BOTH Burnley and Manchester City were frustrated in their attempts to bring any new faces in on deadline day with both clubs refusing to be held to ransom as the clock ticked towards 11pm.

But that just about where the similarities end between the two sides. There might be a principle at both Turf Moor and the Etihad not to overpay, but while the Clarets refused to countenance £15million for Rob Holding or £20million for Joe Worrall, City were baulking at £80million for Riyad Mahrez.

There's no doubt which side's need was greater. The loss of Leroy Sane to Pep Guardiola is clearly a blow, but he still has plenty of options, and expensive ones at that. At £43.5million Bernardo Silva isn't a bad replacement.

The loss of James Tarkowski to Sean Dyche is a more grievous blow, even for just a couple of weeks. Burnley have been stretched all season at the heart of defence and now they're down to just two fit central defenders again. There's no mega-money replacement sitting on the bench for Burnley. Instead it's Kevin Long who has stepped in, a defender signed for a six-figure sum from the League of Ireland.

Meanwhile City were able to sign Aymeric Laporte from Athletic Bilbao for £57million. Five of the 10 most expensive defenders in history now call the Etihad Stadium home.

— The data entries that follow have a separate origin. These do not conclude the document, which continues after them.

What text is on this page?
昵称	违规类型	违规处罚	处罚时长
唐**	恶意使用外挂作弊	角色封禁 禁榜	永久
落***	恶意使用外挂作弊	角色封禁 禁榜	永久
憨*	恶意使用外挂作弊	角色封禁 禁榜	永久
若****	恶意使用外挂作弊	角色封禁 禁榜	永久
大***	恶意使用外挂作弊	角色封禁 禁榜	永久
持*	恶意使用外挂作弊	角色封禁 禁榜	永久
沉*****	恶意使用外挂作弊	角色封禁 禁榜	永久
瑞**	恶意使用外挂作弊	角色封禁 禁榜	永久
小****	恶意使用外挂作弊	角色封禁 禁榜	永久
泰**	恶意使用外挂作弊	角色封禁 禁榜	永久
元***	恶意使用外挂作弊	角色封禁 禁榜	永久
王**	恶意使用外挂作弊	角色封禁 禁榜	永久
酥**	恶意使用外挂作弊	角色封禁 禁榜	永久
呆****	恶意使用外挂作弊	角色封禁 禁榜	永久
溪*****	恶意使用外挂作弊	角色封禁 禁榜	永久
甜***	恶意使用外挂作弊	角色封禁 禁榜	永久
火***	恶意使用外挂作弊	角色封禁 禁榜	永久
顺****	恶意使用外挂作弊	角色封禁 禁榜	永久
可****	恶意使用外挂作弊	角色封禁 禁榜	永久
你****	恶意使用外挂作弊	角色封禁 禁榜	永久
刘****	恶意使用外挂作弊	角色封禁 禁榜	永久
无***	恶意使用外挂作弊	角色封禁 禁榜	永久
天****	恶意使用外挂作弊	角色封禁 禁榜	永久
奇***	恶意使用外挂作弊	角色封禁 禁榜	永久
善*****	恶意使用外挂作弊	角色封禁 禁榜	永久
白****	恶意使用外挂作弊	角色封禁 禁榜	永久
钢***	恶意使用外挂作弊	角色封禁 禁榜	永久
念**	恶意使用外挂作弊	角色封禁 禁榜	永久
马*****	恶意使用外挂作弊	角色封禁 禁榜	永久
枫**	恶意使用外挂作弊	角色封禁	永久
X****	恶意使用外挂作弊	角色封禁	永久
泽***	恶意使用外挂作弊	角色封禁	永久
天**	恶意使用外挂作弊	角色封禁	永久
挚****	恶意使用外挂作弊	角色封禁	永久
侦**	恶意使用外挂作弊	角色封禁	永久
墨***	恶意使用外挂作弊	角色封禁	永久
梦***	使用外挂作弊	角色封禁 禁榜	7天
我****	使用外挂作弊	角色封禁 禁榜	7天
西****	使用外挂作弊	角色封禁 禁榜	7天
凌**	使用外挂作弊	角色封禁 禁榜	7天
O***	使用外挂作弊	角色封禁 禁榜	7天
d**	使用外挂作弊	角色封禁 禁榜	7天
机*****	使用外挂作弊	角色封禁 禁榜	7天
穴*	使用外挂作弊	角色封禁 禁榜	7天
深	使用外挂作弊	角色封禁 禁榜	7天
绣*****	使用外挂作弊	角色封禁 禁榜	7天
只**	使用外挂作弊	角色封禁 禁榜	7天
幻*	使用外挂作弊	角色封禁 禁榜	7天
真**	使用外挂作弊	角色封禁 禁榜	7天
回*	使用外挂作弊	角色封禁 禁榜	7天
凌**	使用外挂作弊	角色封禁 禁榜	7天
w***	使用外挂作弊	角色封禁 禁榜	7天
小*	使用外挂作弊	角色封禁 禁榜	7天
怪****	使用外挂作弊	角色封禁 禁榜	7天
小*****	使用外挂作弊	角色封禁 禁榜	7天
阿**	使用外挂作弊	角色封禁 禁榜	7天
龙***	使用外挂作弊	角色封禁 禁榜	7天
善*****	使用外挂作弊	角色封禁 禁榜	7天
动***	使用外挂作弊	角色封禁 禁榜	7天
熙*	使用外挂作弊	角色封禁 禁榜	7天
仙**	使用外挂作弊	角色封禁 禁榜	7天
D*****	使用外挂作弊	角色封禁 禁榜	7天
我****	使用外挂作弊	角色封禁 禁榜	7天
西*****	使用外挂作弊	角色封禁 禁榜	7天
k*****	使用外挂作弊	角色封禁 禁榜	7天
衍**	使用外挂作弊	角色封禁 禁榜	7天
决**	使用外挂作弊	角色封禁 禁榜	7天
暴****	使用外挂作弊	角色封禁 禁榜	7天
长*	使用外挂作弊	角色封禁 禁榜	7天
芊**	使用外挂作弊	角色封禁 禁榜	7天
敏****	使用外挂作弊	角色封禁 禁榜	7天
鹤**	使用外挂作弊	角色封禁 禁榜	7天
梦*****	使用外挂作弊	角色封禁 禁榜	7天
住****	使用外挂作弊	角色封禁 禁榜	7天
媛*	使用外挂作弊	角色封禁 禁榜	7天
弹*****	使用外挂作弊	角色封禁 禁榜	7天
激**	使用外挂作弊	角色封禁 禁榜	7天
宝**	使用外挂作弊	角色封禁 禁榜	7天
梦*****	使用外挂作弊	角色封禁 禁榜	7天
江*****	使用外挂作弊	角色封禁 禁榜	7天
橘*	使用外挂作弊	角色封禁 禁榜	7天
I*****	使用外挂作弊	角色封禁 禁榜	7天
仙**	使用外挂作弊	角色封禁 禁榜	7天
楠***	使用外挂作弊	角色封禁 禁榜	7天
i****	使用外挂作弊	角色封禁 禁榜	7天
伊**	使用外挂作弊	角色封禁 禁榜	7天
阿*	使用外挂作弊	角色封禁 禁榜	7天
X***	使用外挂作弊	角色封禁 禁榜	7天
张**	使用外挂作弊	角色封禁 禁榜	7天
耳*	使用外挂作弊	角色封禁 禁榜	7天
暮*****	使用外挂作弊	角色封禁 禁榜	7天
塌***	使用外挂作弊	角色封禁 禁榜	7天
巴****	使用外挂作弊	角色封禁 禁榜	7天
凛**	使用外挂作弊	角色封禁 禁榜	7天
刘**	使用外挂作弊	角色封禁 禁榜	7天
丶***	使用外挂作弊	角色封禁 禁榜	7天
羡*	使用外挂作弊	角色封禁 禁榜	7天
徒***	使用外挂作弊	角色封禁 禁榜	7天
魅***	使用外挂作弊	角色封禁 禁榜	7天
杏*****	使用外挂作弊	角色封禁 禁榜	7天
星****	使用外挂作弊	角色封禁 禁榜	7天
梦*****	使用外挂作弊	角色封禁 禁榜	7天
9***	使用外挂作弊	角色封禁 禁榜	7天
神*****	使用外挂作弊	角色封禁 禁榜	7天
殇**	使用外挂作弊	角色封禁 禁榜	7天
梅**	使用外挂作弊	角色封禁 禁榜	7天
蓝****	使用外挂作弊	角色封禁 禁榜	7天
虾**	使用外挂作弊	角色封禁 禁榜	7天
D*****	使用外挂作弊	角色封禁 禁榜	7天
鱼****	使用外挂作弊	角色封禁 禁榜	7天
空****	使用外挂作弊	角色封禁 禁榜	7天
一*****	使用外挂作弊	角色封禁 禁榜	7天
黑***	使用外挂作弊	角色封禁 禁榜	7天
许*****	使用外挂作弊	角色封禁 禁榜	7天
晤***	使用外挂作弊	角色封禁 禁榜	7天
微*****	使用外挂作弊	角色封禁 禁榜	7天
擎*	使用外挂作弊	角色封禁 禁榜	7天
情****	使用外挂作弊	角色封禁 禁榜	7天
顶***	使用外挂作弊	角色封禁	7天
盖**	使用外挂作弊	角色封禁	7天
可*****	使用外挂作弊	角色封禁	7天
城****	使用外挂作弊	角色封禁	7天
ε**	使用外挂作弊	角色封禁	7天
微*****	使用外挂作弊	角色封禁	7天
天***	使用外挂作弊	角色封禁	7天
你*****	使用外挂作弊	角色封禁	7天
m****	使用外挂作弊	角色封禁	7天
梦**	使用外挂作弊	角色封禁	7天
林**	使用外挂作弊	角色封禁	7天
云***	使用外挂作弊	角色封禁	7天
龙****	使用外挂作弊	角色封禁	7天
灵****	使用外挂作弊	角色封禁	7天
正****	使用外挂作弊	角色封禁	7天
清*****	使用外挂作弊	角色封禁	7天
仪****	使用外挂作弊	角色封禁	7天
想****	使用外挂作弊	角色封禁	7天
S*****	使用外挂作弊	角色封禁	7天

These two sides are playing on the same game but they're on very different levels. Despite all that they were will walk out at Turf Moor on Saturday as football equals, if not financial equals.

The deal for Laporte has taken City's spending in Guardiola's 19 months in charge to close to the £450million mark. Dyche has spent around £105million in his five-and-a-quarter years at Turf Moor.

As Dyche explained when discussing Burnley's decision to walk away from negotiations with Arsenal and Nottingham Forest for Holding and Worrall there comes a point when you just have to say 'no', although that point is much earlier for the Clarets than it is for City.

"There was a couple of situations we thought might come our way, but the market is tough, we all know that," Dyche said of his January dealings.

"We are what we are, everyone knows that, we have to run the club in an appropriate manner and that’s what we chose to do and that makes it difficult.

"There’s certain situations where the money goes up and up and up and eventually you have to say no, not for us. It is what it is, we move forward."